What’s Next for AIaaS?
Machine learning AIs improve with time, usage, and development. Some, like YouTube’s recommendation engine, have become so sophisticated that it sometimes feels like we have entire television stations tailored perfectly to our interests. Others, like language model AI GPT-3, produce entire volumes of text that are nearly indistinguishable from an authentic human source.
Microsoft has even put GPT-3 to use to translate conversational language into a working computer code, potentially opening up a new frontier in how software can be written in the future, and giving coding novices a fighting chance. Microsoft has also partnered with NVIDIA to create a new natural language generation model, three times as powerful as GPT-3. Improvements in language recognition and generation have obvious carryover benefits for the future development of chatbots, home assistants, and document generation as well.

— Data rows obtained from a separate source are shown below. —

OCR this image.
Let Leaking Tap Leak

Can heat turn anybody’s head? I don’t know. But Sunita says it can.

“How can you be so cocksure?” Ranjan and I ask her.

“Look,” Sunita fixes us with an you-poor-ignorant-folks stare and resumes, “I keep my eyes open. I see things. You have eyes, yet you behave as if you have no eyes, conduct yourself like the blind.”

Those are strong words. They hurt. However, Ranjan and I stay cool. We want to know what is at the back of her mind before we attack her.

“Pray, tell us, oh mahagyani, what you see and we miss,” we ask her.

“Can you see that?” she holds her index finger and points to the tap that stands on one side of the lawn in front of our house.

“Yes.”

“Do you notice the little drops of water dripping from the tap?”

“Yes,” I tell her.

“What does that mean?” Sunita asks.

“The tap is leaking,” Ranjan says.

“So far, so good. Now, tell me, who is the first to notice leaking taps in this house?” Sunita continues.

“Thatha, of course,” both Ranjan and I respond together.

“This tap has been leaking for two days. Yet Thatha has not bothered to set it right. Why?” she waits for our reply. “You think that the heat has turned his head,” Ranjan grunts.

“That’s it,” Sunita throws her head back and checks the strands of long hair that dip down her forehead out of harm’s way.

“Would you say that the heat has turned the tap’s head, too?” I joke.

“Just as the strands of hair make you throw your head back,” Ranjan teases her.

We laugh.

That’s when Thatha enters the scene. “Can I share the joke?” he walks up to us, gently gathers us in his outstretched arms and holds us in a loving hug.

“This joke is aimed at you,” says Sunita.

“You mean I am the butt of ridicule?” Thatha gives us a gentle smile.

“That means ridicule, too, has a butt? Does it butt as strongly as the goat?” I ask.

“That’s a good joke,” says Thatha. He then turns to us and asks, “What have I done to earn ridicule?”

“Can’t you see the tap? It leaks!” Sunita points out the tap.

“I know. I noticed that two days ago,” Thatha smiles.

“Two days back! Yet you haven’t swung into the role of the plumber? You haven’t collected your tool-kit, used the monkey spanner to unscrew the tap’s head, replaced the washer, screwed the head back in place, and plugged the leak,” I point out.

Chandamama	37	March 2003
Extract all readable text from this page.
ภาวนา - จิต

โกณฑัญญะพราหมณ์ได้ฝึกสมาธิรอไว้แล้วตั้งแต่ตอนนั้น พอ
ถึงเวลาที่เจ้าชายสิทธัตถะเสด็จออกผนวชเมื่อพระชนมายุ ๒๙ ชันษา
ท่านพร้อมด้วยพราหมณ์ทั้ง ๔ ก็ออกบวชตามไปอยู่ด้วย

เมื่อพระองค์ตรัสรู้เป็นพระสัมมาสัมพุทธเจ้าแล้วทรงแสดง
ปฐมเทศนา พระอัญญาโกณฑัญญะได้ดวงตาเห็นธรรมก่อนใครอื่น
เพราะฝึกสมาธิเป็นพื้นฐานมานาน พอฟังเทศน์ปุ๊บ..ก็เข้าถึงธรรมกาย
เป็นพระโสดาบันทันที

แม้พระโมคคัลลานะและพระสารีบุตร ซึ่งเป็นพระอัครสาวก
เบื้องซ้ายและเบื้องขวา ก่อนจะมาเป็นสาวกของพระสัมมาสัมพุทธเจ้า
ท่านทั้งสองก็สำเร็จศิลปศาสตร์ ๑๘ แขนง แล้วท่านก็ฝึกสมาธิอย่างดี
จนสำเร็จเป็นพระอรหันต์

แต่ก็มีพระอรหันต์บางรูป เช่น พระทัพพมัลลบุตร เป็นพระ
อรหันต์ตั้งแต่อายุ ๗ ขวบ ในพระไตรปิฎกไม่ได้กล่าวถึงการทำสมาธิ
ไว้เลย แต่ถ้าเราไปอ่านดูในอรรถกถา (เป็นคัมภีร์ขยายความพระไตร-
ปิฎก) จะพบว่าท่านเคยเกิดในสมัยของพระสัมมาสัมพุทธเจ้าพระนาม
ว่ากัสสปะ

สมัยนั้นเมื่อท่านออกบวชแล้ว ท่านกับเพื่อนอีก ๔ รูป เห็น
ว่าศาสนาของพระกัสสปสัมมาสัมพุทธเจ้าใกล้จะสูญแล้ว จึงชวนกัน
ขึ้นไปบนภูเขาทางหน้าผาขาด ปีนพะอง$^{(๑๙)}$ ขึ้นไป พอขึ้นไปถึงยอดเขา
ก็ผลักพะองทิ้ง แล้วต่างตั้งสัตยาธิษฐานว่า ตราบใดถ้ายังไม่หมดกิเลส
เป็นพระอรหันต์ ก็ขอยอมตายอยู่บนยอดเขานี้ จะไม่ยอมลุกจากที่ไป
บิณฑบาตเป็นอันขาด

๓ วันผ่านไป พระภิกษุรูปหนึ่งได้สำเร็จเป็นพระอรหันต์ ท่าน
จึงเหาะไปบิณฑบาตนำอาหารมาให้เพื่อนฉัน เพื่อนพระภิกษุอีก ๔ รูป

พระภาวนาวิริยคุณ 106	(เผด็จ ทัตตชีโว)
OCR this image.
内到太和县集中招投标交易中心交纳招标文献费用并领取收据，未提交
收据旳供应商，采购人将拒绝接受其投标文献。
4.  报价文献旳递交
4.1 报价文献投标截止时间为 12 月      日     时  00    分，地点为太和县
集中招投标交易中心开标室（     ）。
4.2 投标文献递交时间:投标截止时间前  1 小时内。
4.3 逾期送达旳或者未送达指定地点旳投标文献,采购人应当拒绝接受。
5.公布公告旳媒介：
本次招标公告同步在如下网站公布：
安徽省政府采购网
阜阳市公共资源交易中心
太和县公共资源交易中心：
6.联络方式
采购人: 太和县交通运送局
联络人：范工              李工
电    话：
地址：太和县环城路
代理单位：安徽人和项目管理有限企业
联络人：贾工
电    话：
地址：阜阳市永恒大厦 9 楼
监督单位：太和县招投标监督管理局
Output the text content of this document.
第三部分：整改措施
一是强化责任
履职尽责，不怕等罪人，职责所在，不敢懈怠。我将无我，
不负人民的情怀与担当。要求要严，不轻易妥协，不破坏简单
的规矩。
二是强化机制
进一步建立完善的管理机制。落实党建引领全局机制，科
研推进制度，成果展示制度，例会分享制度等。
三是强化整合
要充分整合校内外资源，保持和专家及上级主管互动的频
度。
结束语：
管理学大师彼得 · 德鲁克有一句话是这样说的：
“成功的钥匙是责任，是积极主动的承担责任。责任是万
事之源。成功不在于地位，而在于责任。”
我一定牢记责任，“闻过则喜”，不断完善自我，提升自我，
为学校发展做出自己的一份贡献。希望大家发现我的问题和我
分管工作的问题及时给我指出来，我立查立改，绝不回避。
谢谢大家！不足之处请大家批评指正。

Industrial giant Siemens has announced they are integrating Google’s AIaaS solutions to streamline and analyze data and predict, for instance, the rate of wear-and-tear of machinery on their factory floor. This could reduce maintenance costs, improve the scheduling of routine inspections, and prevent unexpected equipment failures.
AIaaS is a rapidly growing field, and there will be many more niches discovered that it can fill for years to come.